Una probabilidad histórica de 1 entre 3 sugeriría que aún hay partido por jugar. El problema técnico es que ese “milagro” estadístico requiere de un pastel de votos sumamente grande para repartir, una variable que no existe en el escenario actual por dos razones fundamentales:

  • Inexistencia de votos huérfanos: En 1998, Pastrana y Serpa concentraron el 70% de los votos en primera vuelta. En 2014 la fragmentación fue mayor: Santos y Zuluaga sumaron apenas el 55%. Quedaba un enorme caudal libre. Este año, el efecto de la polarización provocó que De la Espriella y Cepeda concentraran el 85% de los votos. Solo queda un 15% flotante en la mesa, la mitad que en el 98 y un tercio de lo que había en 2014.
  • El techo de la participación: En 1998 y 2014, el pastel total se agrandó porque la participación creció un 8% entre vueltas (unos 2 millones de votos en el censo actual). Sin embargo, el pasado 31 de mayo ya rompimos el techo histórico con una participación cercana al 58%. Para emular los milagros del pasado, la asistencia a las urnas tendría que treparse a un inédito 66%.

Con solo 5 días restantes para el domingo y un electorado cuya atención está severamente disputada por el inicio de la Copa Mundial de la FIFA, forzar ese comportamiento estadístico raya en la ciencia ficción. A riesgo de equivocarme, no hay vector matemático que ponga hoy a Iván Cepeda en la presidencia.

El factor Petro: cuando el activo se vuelve pasivo

El mayor riesgo para la campaña oficialista terminó siendo el propio Gustavo Petro. El mandatario, exitoso históricamente en llevar la contraria, hoy parece estar yendo en contra de la gravedad electoral de su propio candidato.

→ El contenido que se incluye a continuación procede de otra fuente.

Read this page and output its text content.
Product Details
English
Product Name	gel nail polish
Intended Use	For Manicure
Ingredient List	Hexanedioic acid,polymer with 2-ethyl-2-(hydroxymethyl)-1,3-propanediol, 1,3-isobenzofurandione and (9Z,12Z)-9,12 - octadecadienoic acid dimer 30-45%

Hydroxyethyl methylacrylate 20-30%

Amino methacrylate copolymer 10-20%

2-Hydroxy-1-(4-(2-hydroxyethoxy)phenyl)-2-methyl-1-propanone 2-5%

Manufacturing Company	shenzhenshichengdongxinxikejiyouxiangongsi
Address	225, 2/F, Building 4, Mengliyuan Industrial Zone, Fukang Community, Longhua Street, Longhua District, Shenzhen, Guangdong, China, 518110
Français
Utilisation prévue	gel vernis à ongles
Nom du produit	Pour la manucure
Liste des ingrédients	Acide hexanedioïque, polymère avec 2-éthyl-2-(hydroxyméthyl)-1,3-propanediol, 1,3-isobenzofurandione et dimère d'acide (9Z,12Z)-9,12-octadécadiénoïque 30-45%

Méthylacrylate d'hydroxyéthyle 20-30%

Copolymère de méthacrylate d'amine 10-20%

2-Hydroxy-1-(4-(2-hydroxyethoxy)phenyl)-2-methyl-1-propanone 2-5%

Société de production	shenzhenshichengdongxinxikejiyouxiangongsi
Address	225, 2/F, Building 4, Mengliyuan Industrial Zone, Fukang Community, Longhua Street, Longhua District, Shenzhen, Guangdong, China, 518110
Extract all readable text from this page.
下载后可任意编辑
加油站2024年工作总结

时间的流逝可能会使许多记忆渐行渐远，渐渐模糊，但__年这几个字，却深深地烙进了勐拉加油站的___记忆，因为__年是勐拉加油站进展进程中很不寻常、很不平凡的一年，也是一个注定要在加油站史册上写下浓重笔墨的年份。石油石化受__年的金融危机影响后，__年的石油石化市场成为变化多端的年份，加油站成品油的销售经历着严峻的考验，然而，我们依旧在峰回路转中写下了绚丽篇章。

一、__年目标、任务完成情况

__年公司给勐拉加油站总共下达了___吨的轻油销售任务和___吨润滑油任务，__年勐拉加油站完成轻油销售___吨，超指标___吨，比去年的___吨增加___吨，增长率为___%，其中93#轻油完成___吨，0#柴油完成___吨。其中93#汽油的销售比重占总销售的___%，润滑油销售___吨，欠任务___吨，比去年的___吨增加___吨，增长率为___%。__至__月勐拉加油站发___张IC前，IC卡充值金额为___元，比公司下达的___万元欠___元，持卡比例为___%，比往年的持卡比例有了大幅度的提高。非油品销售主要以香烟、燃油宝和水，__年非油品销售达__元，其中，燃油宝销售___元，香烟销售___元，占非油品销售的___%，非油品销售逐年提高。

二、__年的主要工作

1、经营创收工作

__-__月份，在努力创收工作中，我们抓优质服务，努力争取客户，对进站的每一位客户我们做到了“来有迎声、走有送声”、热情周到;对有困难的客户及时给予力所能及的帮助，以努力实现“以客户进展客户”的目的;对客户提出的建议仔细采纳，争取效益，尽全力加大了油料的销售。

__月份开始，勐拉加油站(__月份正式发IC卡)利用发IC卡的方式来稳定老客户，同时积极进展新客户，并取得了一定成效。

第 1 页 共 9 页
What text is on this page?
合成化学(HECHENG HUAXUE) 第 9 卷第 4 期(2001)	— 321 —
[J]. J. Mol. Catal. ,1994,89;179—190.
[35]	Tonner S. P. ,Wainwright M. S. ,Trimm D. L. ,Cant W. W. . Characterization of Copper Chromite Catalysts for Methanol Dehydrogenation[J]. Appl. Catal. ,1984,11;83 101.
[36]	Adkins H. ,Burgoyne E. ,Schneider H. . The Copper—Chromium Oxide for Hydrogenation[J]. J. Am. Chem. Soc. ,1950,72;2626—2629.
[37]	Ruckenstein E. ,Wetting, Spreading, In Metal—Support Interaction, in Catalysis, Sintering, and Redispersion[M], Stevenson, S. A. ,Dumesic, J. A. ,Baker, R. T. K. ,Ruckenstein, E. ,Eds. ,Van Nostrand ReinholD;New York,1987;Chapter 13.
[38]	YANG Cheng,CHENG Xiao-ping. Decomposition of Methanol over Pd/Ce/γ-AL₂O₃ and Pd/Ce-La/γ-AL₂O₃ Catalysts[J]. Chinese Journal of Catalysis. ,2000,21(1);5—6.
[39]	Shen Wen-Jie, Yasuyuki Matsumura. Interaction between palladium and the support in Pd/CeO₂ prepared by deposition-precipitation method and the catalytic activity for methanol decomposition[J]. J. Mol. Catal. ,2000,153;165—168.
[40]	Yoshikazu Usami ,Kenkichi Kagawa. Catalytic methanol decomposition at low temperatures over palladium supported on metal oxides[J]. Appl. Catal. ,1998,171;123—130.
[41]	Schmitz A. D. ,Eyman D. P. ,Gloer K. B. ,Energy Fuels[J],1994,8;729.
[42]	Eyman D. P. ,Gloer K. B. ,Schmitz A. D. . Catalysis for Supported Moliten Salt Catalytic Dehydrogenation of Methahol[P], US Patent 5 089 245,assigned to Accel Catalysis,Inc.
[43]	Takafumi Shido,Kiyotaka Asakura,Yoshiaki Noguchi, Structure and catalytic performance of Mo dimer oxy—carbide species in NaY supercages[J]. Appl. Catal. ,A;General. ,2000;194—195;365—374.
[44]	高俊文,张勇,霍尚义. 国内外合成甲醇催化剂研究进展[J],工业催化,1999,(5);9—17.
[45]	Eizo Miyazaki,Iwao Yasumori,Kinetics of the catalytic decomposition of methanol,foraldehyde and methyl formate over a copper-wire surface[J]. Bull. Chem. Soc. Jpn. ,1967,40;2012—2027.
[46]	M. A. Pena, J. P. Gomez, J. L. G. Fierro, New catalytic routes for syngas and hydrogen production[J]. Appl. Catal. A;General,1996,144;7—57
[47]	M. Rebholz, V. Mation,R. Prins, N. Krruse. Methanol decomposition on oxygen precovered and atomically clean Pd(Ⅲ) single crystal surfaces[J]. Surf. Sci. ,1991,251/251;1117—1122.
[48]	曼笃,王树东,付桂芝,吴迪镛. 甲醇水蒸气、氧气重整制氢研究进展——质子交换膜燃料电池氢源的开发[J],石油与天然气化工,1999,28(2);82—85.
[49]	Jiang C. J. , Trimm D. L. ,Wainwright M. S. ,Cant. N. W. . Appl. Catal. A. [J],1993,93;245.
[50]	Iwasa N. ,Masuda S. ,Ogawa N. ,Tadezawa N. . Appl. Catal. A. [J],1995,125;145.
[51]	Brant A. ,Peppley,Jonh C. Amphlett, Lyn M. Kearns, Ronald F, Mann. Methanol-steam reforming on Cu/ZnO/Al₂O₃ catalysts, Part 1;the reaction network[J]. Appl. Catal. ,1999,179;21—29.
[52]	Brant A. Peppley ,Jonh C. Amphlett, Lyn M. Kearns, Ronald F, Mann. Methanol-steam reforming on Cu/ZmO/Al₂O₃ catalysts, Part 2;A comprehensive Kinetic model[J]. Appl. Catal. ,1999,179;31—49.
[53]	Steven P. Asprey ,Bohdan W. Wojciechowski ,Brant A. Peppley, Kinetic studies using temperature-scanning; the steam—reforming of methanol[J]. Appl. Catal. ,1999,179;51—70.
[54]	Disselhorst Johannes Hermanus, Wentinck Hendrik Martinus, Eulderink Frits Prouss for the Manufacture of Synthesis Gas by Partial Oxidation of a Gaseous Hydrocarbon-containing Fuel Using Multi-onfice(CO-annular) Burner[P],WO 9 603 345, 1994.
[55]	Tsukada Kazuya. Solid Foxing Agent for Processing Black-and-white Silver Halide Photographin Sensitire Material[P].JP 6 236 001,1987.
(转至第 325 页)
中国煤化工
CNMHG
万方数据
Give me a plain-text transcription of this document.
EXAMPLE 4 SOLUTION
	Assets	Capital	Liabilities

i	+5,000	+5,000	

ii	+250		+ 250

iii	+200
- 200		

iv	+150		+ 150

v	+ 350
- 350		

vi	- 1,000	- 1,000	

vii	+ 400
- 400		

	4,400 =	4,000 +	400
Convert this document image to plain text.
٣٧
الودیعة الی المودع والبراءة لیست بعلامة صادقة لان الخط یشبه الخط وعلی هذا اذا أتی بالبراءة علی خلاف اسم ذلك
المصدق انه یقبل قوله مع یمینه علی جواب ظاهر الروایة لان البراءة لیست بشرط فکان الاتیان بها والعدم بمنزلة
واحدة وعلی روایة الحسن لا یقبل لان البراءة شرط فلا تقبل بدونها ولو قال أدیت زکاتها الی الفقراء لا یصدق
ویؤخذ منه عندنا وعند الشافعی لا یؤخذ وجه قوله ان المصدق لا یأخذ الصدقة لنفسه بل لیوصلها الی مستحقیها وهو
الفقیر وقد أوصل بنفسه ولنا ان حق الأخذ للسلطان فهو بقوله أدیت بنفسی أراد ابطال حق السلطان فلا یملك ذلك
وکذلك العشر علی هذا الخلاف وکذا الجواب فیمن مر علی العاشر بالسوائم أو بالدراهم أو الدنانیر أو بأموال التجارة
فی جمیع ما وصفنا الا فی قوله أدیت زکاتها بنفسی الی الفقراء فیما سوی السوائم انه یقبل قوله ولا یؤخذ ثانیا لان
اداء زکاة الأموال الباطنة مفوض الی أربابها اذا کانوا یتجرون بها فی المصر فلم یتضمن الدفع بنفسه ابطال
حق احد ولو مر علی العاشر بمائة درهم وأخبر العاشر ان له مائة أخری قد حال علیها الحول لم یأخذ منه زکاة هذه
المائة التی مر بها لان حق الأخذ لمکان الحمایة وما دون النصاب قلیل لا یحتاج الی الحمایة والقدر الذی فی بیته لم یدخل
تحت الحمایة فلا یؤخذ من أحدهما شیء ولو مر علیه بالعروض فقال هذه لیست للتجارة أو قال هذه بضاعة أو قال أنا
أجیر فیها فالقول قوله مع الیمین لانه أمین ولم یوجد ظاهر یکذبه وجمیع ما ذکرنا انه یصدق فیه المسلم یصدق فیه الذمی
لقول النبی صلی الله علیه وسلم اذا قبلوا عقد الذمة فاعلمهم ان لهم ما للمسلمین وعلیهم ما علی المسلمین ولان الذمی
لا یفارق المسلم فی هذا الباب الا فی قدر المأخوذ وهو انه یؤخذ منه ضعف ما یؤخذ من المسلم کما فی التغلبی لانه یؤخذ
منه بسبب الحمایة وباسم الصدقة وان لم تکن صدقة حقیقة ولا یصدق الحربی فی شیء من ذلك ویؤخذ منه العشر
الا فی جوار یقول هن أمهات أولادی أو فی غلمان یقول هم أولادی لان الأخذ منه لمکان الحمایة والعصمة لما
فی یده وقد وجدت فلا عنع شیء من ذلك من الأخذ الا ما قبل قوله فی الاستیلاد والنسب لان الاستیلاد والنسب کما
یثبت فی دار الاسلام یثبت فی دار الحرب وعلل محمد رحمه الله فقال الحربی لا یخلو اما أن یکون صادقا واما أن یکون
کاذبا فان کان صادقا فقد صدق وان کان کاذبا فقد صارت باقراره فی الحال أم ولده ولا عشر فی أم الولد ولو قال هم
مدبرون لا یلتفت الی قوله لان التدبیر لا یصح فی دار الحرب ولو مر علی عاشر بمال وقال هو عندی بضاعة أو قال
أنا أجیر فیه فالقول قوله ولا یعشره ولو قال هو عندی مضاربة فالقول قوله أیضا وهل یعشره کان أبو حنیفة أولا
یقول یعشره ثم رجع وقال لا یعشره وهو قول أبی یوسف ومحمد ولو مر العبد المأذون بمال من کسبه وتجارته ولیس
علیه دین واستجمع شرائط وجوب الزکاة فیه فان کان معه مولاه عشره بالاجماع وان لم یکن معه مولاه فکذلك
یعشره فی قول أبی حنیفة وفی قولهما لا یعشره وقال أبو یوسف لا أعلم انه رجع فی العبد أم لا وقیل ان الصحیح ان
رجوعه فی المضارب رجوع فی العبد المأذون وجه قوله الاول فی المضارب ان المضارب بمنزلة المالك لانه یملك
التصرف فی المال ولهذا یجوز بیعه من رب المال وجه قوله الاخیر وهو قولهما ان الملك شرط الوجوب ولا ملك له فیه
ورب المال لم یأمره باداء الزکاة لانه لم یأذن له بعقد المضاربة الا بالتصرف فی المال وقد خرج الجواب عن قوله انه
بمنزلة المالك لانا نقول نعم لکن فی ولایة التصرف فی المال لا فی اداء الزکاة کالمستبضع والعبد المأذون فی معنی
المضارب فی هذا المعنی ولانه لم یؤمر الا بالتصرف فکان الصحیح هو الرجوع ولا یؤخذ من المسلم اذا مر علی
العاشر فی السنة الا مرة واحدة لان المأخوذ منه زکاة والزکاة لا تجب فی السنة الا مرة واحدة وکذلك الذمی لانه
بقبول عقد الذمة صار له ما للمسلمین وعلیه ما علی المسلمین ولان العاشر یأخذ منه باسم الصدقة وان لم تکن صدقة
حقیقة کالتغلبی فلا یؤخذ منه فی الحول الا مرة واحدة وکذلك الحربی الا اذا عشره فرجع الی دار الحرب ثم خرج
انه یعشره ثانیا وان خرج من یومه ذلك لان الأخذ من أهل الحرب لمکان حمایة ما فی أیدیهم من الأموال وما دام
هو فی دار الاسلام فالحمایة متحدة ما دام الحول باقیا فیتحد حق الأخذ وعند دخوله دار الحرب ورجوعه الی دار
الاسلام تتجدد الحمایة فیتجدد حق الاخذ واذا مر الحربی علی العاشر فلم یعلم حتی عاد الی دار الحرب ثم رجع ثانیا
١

En la teoría de juegos de las presidenciales colombianas existe una regla implícita, radicalizar en primera vuelta para asfixiar al centro y moderarse en segunda para capturar el voto huérfano. Pero mientras Cepeda intenta hacer esa microcirugía política con pinzas, el presidente jala la cuerda hacia el extremo con fuerza de tractomula.

Cepeda opera en el peor de los mundos posibles. Romper con las salidas en falso del Ejecutivo incendia su propia coalición, pero guardar silencio lo condena al ostracismo ante el electorado independiente. ¿Existe realmente una fórmula matemática para desmarcarse de un discurso extremista sin activar la cláusula de ruptura con el jefe de Estado?

El balance político del “cambio”

Más allá de la retórica de campaña, la gestión pública de estos cuatro años dejó pasivos difíciles de refinanciar ante un electorado, más libre, informado y polarizado:

  • Popularidad digital: Los “likes” juveniles en redes sufrieron un severo sesgo de selección y no se transformaron en densidad de votos reales, desencantados por lo incumplimientos del gobierno del cambio.
  • Salario mínimo: El incremento decretado por encima de la productividad marginal indexó la inflación y benefició mayoritariamente a la burocracia estatal.
  • Seguridad pública: El Estado falló en su función constitucional básica de monopolizar la fuerza para garantizar el derecho a la vida y la seguridad, cediendo gobernanza criminal en la periferia y las grandes ciudades.
  • Crisis de salud: Medicamentos estatizantes destruyeron el flujo de caja del sistema, estrangulando el aseguramiento de los más vulnerables.
  • Desbalance macroeconómico: Con vientos a favor por el empuje de los colombianos y el aumento en los precios de los commodities, la gestión fiscal acumuló un déficit crónico y deuda soberana histórica.

La izquierda desaprovechó su ventana histórica para demostrar eficacia técnica, decoro institucional y talante democrático.

Los escándalos de corrupción y las crisis personales del presidente agotaron la paciencia de un electorado informado que solo exigía mínimos éticos y competencia, para operar sin que el Gobierno fuera un palo en la rueda de la productividad nacional. Las fuerzas del orden, el desarrollo y la libertad parecen haber recuperado su cauce en esta elección que es una refrendación al primer gobierno de la izquierda popular. Ante este muro estadístico, la pregunta de cierre para los electores es evidente, ¿qué pesa más el próximo domingo, la lógica de los datos o la remota posibilidad de una sorpresa?